False Positive elimination
The original detected windows are used create masked heat-map to identify the vehicle position. scipy.ndimage.measurements.label() was used to isolate the individual blobs. A threshold was applied to eliminate false positive identifications. A bounding box was constructed around each blob. Below is an image of false positive heat map and eliminated equivalent of the same
The amount of false positive detections are also reduced by selecting a specific softmax probability of the MLP classifier to a conservative value to be considered as a vehicle. Below of three examples of vehicle detected with its bounding boxes.
Video Implementation
The link to the project video output Link to Video Result
The final implementation of the entire pipeline is implemented as python package with several class definition in the folder vehicleDetector. The package has Detector class and it can be generalized to be used with more updated classifier used in the future. This module also contains a box class which has double ended queue that holds the old frame detected boxes and it is used in the smoothing operation of the bound boxes for detected vehicle.
Discussion
The following are the situations that the pipeline might not be robust,
- The dataset contains only cars and non cars, in reality the road is shared by several different vehicles. The pipeline will fail to detect if a new vehicle is present in the lane.

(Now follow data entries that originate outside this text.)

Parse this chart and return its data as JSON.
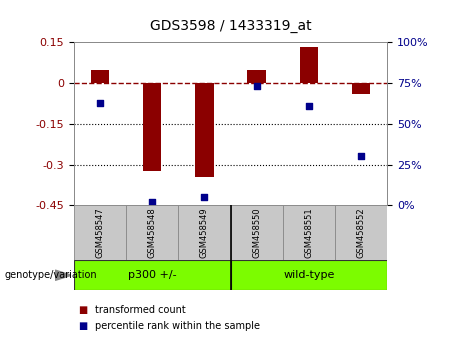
{
  "title": "GDS3598 / 1433319_at",
  "samples": [
    "GSM458547",
    "GSM458548",
    "GSM458549",
    "GSM458550",
    "GSM458551",
    "GSM458552"
  ],
  "bar_values": [
    0.05,
    -0.325,
    -0.345,
    0.05,
    0.135,
    -0.04
  ],
  "scatter_values_pct": [
    63,
    2,
    5,
    73,
    61,
    30
  ],
  "left_ylim": [
    -0.45,
    0.15
  ],
  "left_yticks": [
    -0.45,
    -0.3,
    -0.15,
    0.0,
    0.15
  ],
  "right_ylim": [
    0,
    100
  ],
  "right_yticks": [
    0,
    25,
    50,
    75,
    100
  ],
  "bar_color": "#8B0000",
  "scatter_color": "#00008B",
  "hline_y": 0.0,
  "dotted_hlines": [
    -0.15,
    -0.3
  ],
  "plot_bg_color": "#ffffff",
  "genotype_label": "genotype/variation",
  "group_p300_label": "p300 +/-",
  "group_wt_label": "wild-type",
  "group_color": "#7CFC00",
  "sample_box_color": "#C8C8C8",
  "legend_items": [
    {
      "label": "transformed count",
      "color": "#8B0000"
    },
    {
      "label": "percentile rank within the sample",
      "color": "#00008B"
    }
  ],
  "title_fontsize": 10,
  "tick_fontsize": 8,
  "sample_fontsize": 6,
  "group_fontsize": 8,
  "legend_fontsize": 7,
  "genotype_fontsize": 7,
  "bar_width": 0.35
}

- When a large dataset is used to train the classifier much better detection can be achieved, but it will be a balance of detection speed and accuracy. may be building a better classifier based on conv net using tensor flow might help to improve performance without compromise on speed.
- In adverse weather conditions the images will appear blurry and can change the Hog value of the features. A much larger dataset with varying weather and lighting conditions can be used as input or image augmentation can be used as input to improve the detection.
- There are edge case situation such as identifying vehicle in deep curves, vehicle being towed facing opposite direction etc. Possible performing a sensor fusion with radar data might help.
- While considering a real time implementation a balance between accuracy and speed has to be achieved.